Currently, the increase in the Lifetime Gift Tax Exclusion is set to expire in 2025 and return to $5,000,000, which will be adjusted for inflation. Congress could change that and extend the date or change the law…but right now, this lifetime exclusion will expire in 2025. The IRS did recently say that if you take advantage of the current $12,092,000 and gift a substantial amount of your estate before 2025 then you will not be penalized if and when the Gift Tax Exclusion decreases to $5,000,000.
Can I give unlimited gifts to my spouse?
Yes, you can give unlimited gifts to your spouse without having to pay gift tax. This is known as the unlimited marital deduction.
Even better, the unused portion of your $12,092,000 Lifetime Exclusion is portable to your spouse, providing for a possible $24,184,000 Lifetime Exclusion for your surviving spouse by having your CPA file a Form 706 Estate Tax Return to elect portability for your Deceased Spousal Unused Exclusion (DSUE, a topic for another day). The important thing is to be working with a CPA that has experience and knows how to do this for you.

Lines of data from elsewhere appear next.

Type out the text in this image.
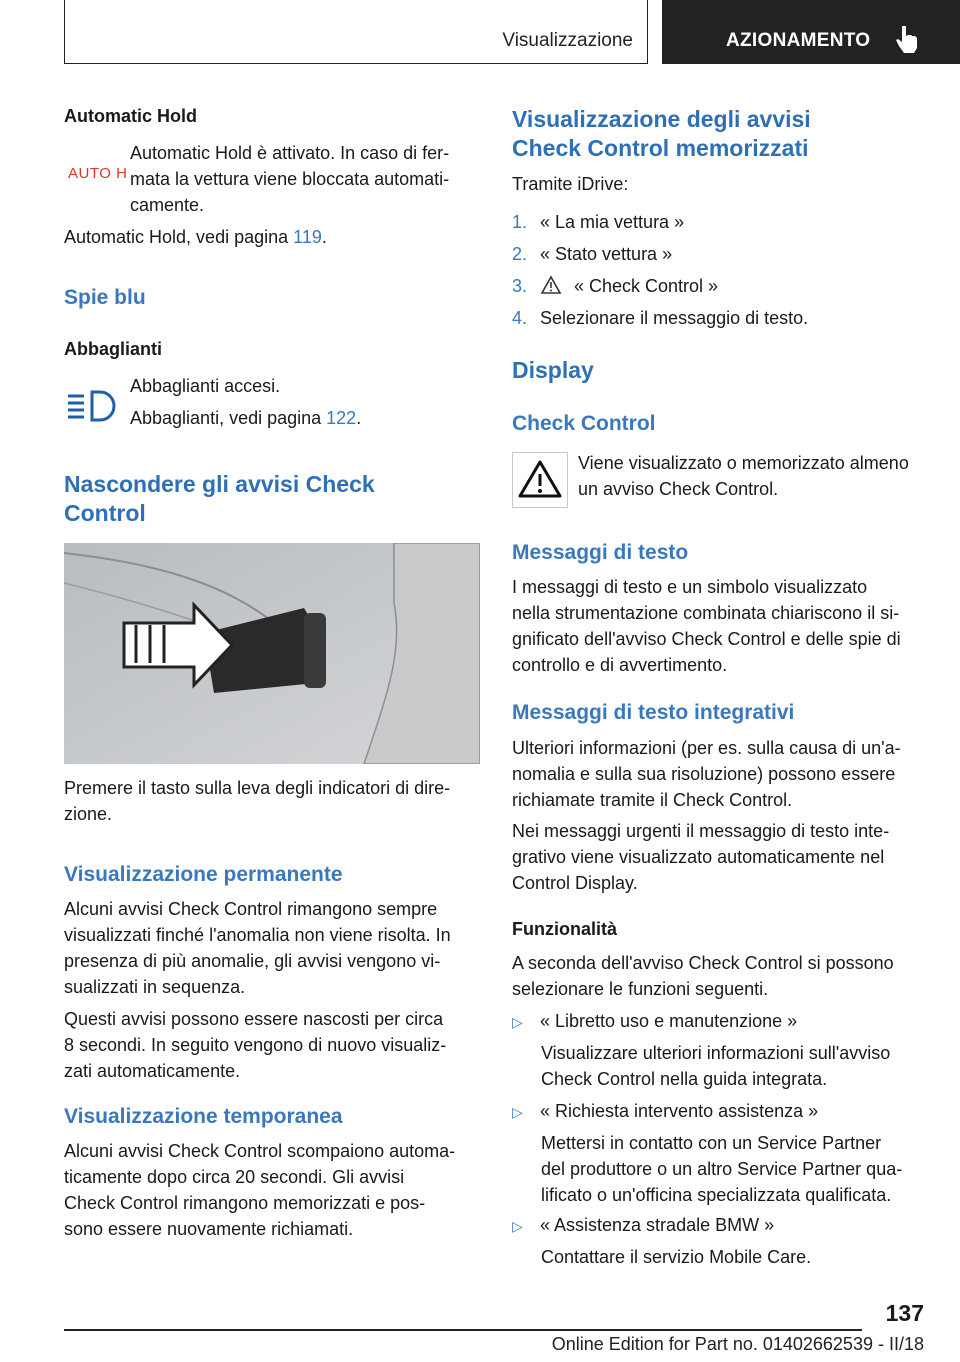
Visualizzazione	AZIONAMENTO
Automatic Hold
AUTO H
Automatic Hold è attivato. In caso di fer-
mata la vettura viene bloccata automati-
camente.
Automatic Hold, vedi pagina 119.
Spie blu
Abbaglianti
Abbaglianti accesi.
Abbaglianti, vedi pagina 122.
Nascondere gli avvisi Check
Control
Premere il tasto sulla leva degli indicatori di dire-
zione.
Visualizzazione permanente
Alcuni avvisi Check Control rimangono sempre
visualizzati finché l'anomalia non viene risolta. In
presenza di più anomalie, gli avvisi vengono vi-
sualizzati in sequenza.
Questi avvisi possono essere nascosti per circa
8 secondi. In seguito vengono di nuovo visualiz-
zati automaticamente.
Visualizzazione temporanea
Alcuni avvisi Check Control scompaiono automa-
ticamente dopo circa 20 secondi. Gli avvisi
Check Control rimangono memorizzati e pos-
sono essere nuovamente richiamati.
Visualizzazione degli avvisi
Check Control memorizzati
Tramite iDrive:
1. « La mia vettura »
2. « Stato vettura »
3.	« Check Control »
4. Selezionare il messaggio di testo.
Display
Check Control
Viene visualizzato o memorizzato almeno
un avviso Check Control.
Messaggi di testo
I messaggi di testo e un simbolo visualizzato
nella strumentazione combinata chiariscono il si-
gnificato dell'avviso Check Control e delle spie di
controllo e di avvertimento.
Messaggi di testo integrativi
Ulteriori informazioni (per es. sulla causa di un'a-
nomalia e sulla sua risoluzione) possono essere
richiamate tramite il Check Control.
Nei messaggi urgenti il messaggio di testo inte-
grativo viene visualizzato automaticamente nel
Control Display.
Funzionalità
A seconda dell'avviso Check Control si possono
selezionare le funzioni seguenti.
▷ « Libretto uso e manutenzione »
Visualizzare ulteriori informazioni sull'avviso
Check Control nella guida integrata.
▷ « Richiesta intervento assistenza »
Mettersi in contatto con un Service Partner
del produttore o un altro Service Partner qua-
lificato o un'officina specializzata qualificata.
▷ « Assistenza stradale BMW »
Contattare il servizio Mobile Care.
137
Online Edition for Part no. 01402662539 - II/18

The IRS extended the deadline to file the portability election for DSUE to five years from the date of the death of your spouse. If you lost a spouse within the last five years and could benefit from their unused lifetime exclusion, please contact my office so we can help you with this.

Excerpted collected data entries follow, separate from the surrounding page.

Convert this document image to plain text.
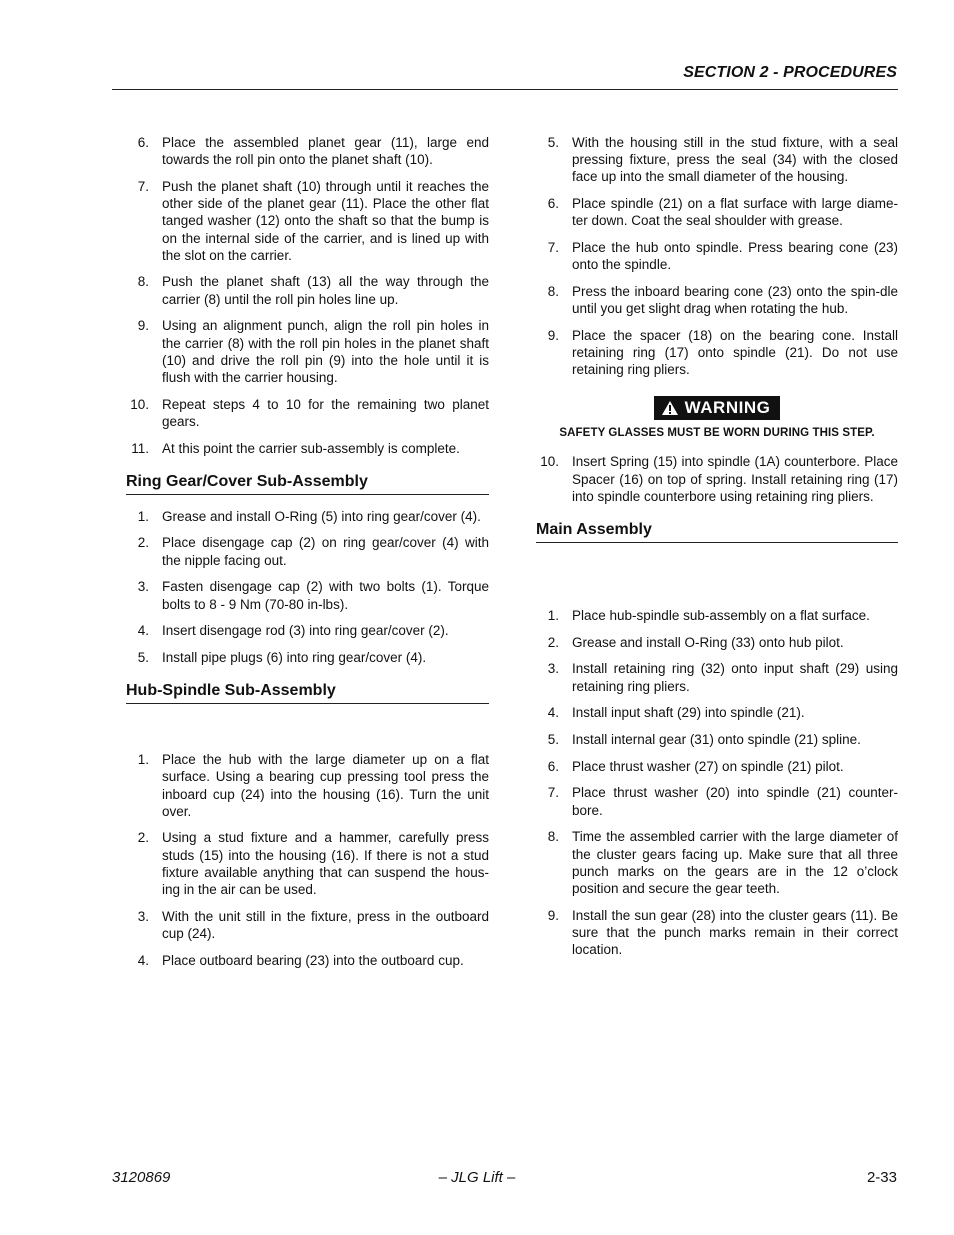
SECTION 2 - PROCEDURES
6. Place the assembled planet gear (11), large end towards the roll pin onto the planet shaft (10).
7. Push the planet shaft (10) through until it reaches the other side of the planet gear (11). Place the other flat tanged washer (12) onto the shaft so that the bump is on the internal side of the carrier, and is lined up with the slot on the carrier.
8. Push the planet shaft (13) all the way through the carrier (8) until the roll pin holes line up.
9. Using an alignment punch, align the roll pin holes in the carrier (8) with the roll pin holes in the planet shaft (10) and drive the roll pin (9) into the hole until it is flush with the carrier housing.
10. Repeat steps 4 to 10 for the remaining two planet gears.
11. At this point the carrier sub-assembly is complete.
Ring Gear/Cover Sub-Assembly
1. Grease and install O-Ring (5) into ring gear/cover (4).
2. Place disengage cap (2) on ring gear/cover (4) with the nipple facing out.
3. Fasten disengage cap (2) with two bolts (1). Torque bolts to 8 - 9 Nm (70-80 in-lbs).
4. Insert disengage rod (3) into ring gear/cover (2).
5. Install pipe plugs (6) into ring gear/cover (4).
Hub-Spindle Sub-Assembly
1. Place the hub with the large diameter up on a flat surface. Using a bearing cup pressing tool press the inboard cup (24) into the housing (16). Turn the unit over.
2. Using a stud fixture and a hammer, carefully press studs (15) into the housing (16). If there is not a stud fixture available anything that can suspend the hous-ing in the air can be used.
3. With the unit still in the fixture, press in the outboard cup (24).
4. Place outboard bearing (23) into the outboard cup.
5. With the housing still in the stud fixture, with a seal pressing fixture, press the seal (34) with the closed face up into the small diameter of the housing.
6. Place spindle (21) on a flat surface with large diame-ter down. Coat the seal shoulder with grease.
7. Place the hub onto spindle. Press bearing cone (23) onto the spindle.
8. Press the inboard bearing cone (23) onto the spin-dle until you get slight drag when rotating the hub.
9. Place the spacer (18) on the bearing cone. Install retaining ring (17) onto spindle (21). Do not use retaining ring pliers.
WARNING
SAFETY GLASSES MUST BE WORN DURING THIS STEP.
10. Insert Spring (15) into spindle (1A) counterbore. Place Spacer (16) on top of spring. Install retaining ring (17) into spindle counterbore using retaining ring pliers.
Main Assembly
1. Place hub-spindle sub-assembly on a flat surface.
2. Grease and install O-Ring (33) onto hub pilot.
3. Install retaining ring (32) onto input shaft (29) using retaining ring pliers.
4. Install input shaft (29) into spindle (21).
5. Install internal gear (31) onto spindle (21) spline.
6. Place thrust washer (27) on spindle (21) pilot.
7. Place thrust washer (20) into spindle (21) counter-bore.
8. Time the assembled carrier with the large diameter of the cluster gears facing up. Make sure that all three punch marks on the gears are in the 12 o’clock position and secure the gear teeth.
9. Install the sun gear (28) into the cluster gears (11). Be sure that the punch marks remain in their correct location.
3120869	– JLG Lift –	2-33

Strategies for Giving Financial Gifts
There are a few strategies that can be used when giving financial gifts to maximize tax benefits. One strategy is to hold on to highly appreciated assets, such as stocks or real estate to be included in your estate. By saving your highly appreciated assets for your estate, your beneficiaries will receive a step up in basis meaning your cost basis will reset to the current Fair Market Value, which means a taxable gain would be avoided if the asset is sold soon after being received.
Another strategy is to make gifts to a trust, rather than directly to an individual. By making gifts to a trust, you can maintain some control over the assets and ensure that they are used for a specific purpose.
Of course, if you can and you want to give, then give, give, give!